Già verso la fine di marzo, le incursioni ebraiche avevano distrutto una gran parte dell’entroterra rurale di Giaffa e di Tel Aviv. C’era un’apparente divisione di compiti tra l’Haganà e l’Irgun. Mentre l’Haganà si spostava in modo ordinato da un posto all’altro secondo un piano, l’Irgun si permetteva azioni sporadiche in villaggi non inclusi nell’elenco originale. Ed è così che l’Irgun arrivò al villaggio di Shaykh Muwannis (o Munis, come è conosciuto oggi) il 30 marzo e ne cacciò con la forza gli abitanti. Oggi, sopra le rovine del villaggio, si estende l’elegante campus dell’Università di Tel Aviv, mentre una delle poche case rimaste ospita il club del corpo insegnante40.

Senza il tacito accordo tra l’Haganà e l’Irgun, Shaykh Muwannis forse si sarebbe salvato. I capi del villaggio si erano seriamente sforzati di intrattenere rapporti cordiali con l’Haganà, proprio per evitare l’espulsione degli abitanti, ma gli “arabisti” che avevano concluso l’accordo, il giorno in cui comparve l’Irgun ed espulse il villaggio intero, erano spariti41.

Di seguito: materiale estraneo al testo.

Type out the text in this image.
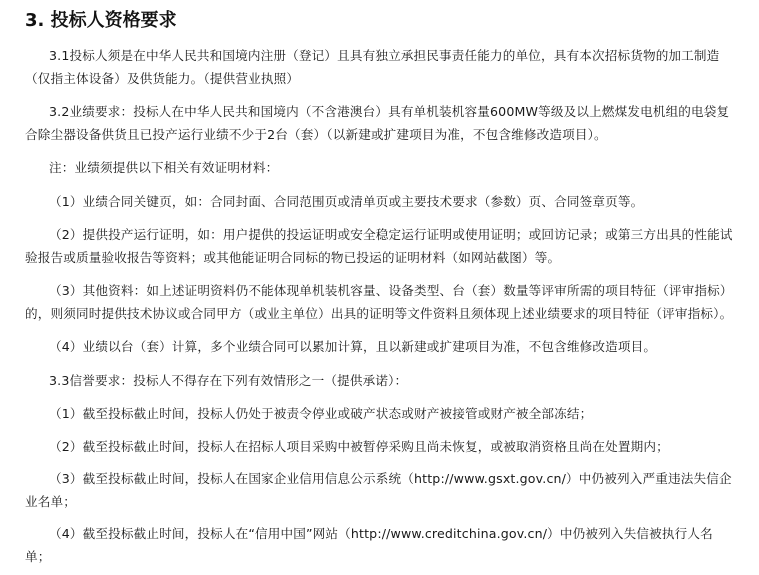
3. 投标人资格要求

3.1投标人须是在中华人民共和国境内注册（登记）且具有独立承担民事责任能力的单位，具有本次招标货物的加工制造（仅指主体设备）及供货能力。（提供营业执照）

3.2业绩要求：投标人在中华人民共和国境内（不含港澳台）具有单机装机容量600MW等级及以上燃煤发电机组的电袋复合除尘器设备供货且已投产运行业绩不少于2台（套）（以新建或扩建项目为准，不包含维修改造项目）。

注：业绩须提供以下相关有效证明材料：

（1）业绩合同关键页，如：合同封面、合同范围页或清单页或主要技术要求（参数）页、合同签章页等。

（2）提供投产运行证明，如：用户提供的投运证明或安全稳定运行证明或使用证明；或回访记录；或第三方出具的性能试验报告或质量验收报告等资料；或其他能证明合同标的物已投运的证明材料（如网站截图）等。

（3）其他资料：如上述证明资料仍不能体现单机装机容量、设备类型、台（套）数量等评审所需的项目特征（评审指标）的，则须同时提供技术协议或合同甲方（或业主单位）出具的证明等文件资料且须体现上述业绩要求的项目特征（评审指标）。

（4）业绩以台（套）计算，多个业绩合同可以累加计算，且以新建或扩建项目为准，不包含维修改造项目。

3.3信誉要求：投标人不得存在下列有效情形之一（提供承诺）：

（1）截至投标截止时间，投标人仍处于被责令停业或破产状态或财产被接管或财产被全部冻结；

（2）截至投标截止时间，投标人在招标人项目采购中被暂停采购且尚未恢复，或被取消资格且尚在处置期内；

（3）截至投标截止时间，投标人在国家企业信用信息公示系统（http://www.gsxt.gov.cn/）中仍被列入严重违法失信企业名单；

（4）截至投标截止时间，投标人在“信用中国”网站（http://www.creditchina.gov.cn/）中仍被列入失信被执行人名单；
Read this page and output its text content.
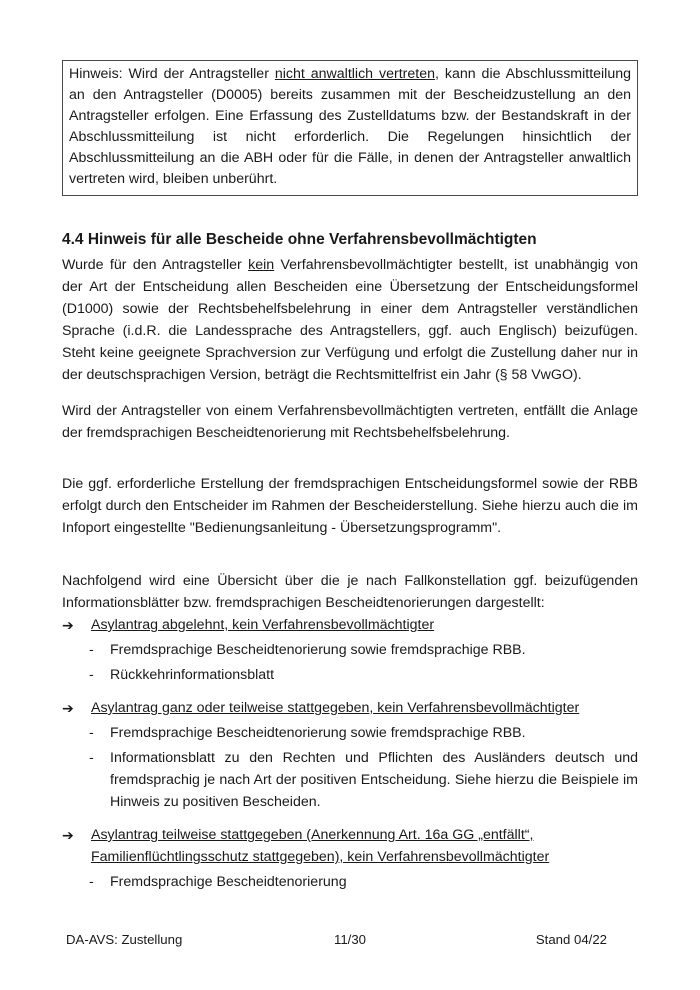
Hinweis: Wird der Antragsteller nicht anwaltlich vertreten, kann die Abschlussmitteilung an den Antragsteller (D0005) bereits zusammen mit der Bescheidzustellung an den Antragsteller erfolgen. Eine Erfassung des Zustelldatums bzw. der Bestandskraft in der Abschlussmitteilung ist nicht erforderlich. Die Regelungen hinsichtlich der Abschlussmitteilung an die ABH oder für die Fälle, in denen der Antragsteller anwaltlich vertreten wird, bleiben unberührt.
4.4 Hinweis für alle Bescheide ohne Verfahrensbevollmächtigten

Wurde für den Antragsteller kein Verfahrensbevollmächtigter bestellt, ist unabhängig von der Art der Entscheidung allen Bescheiden eine Übersetzung der Entscheidungsformel (D1000) sowie der Rechtsbehelfsbelehrung in einer dem Antragsteller verständlichen Sprache (i.d.R. die Landessprache des Antragstellers, ggf. auch Englisch) beizufügen. Steht keine geeignete Sprachversion zur Verfügung und erfolgt die Zustellung daher nur in der deutschsprachigen Version, beträgt die Rechtsmittelfrist ein Jahr (§ 58 VwGO).

Wird der Antragsteller von einem Verfahrensbevollmächtigten vertreten, entfällt die Anlage der fremdsprachigen Bescheidtenorierung mit Rechtsbehelfsbelehrung.

Die ggf. erforderliche Erstellung der fremdsprachigen Entscheidungsformel sowie der RBB erfolgt durch den Entscheider im Rahmen der Bescheiderstellung. Siehe hierzu auch die im Infoport eingestellte "Bedienungsanleitung - Übersetzungsprogramm".

Nachfolgend wird eine Übersicht über die je nach Fallkonstellation ggf. beizufügenden Informationsblätter bzw. fremdsprachigen Bescheidtenorierungen dargestellt:

➔	Asylantrag abgelehnt, kein Verfahrensbevollmächtigter
-	Fremdsprachige Bescheidtenorierung sowie fremdsprachige RBB.
-	Rückkehrinformationsblatt
➔	Asylantrag ganz oder teilweise stattgegeben, kein Verfahrensbevollmächtigter
-	Fremdsprachige Bescheidtenorierung sowie fremdsprachige RBB.
-	Informationsblatt zu den Rechten und Pflichten des Ausländers deutsch und fremdsprachig je nach Art der positiven Entscheidung. Siehe hierzu die Beispiele im Hinweis zu positiven Bescheiden.
➔	Asylantrag teilweise stattgegeben (Anerkennung Art. 16a GG „entfällt“, Familienflüchtlingsschutz stattgegeben), kein Verfahrensbevollmächtigter
-	Fremdsprachige Bescheidtenorierung
DA-AVS: Zustellung	11/30	Stand 04/22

Ad aprile le operazioni nelle campagne erano più strettamente collegate all’urbicidio. I villaggi vicini ai centri urbani furono occupati e i loro abitanti espulsi, e, a volte, anche massacrati in una campagna di terrore volta a preparare il terreno per la conquista delle città.

La Consulta si incontrò di nuovo mercoledì 7 aprile 1948. Si decise di distruggere tutti i villaggi sulla strada Tel Aviv-Haifa e Gerusalemme-Giaffa ed espellerne gli abitanti. Alla fine della giornata, quasi nessun villaggio era stato risparmiato, a parte pochissimi 42.

Così, il giorno in cui l’Irgun cancellò Shaykh Muwannis, l’Haganà occupò in una settimana sei villaggi nella stessa zona: Khirbat Azzun fu il primo, il 2 aprile, seguito da Khirbat Lid, Arab al-Fuqara, Arab al-Nufay'at e Damira, tutti epurati entro il 10 aprile, e Cherquis il 15. Prima della fine del mese, altri tre villaggi in prossimità di Giaffa e di Tel Aviv, Khirbat al-Manshiyya, Biyar ‘Adas e il grosso paese di Miska, furono presi e distrutti43.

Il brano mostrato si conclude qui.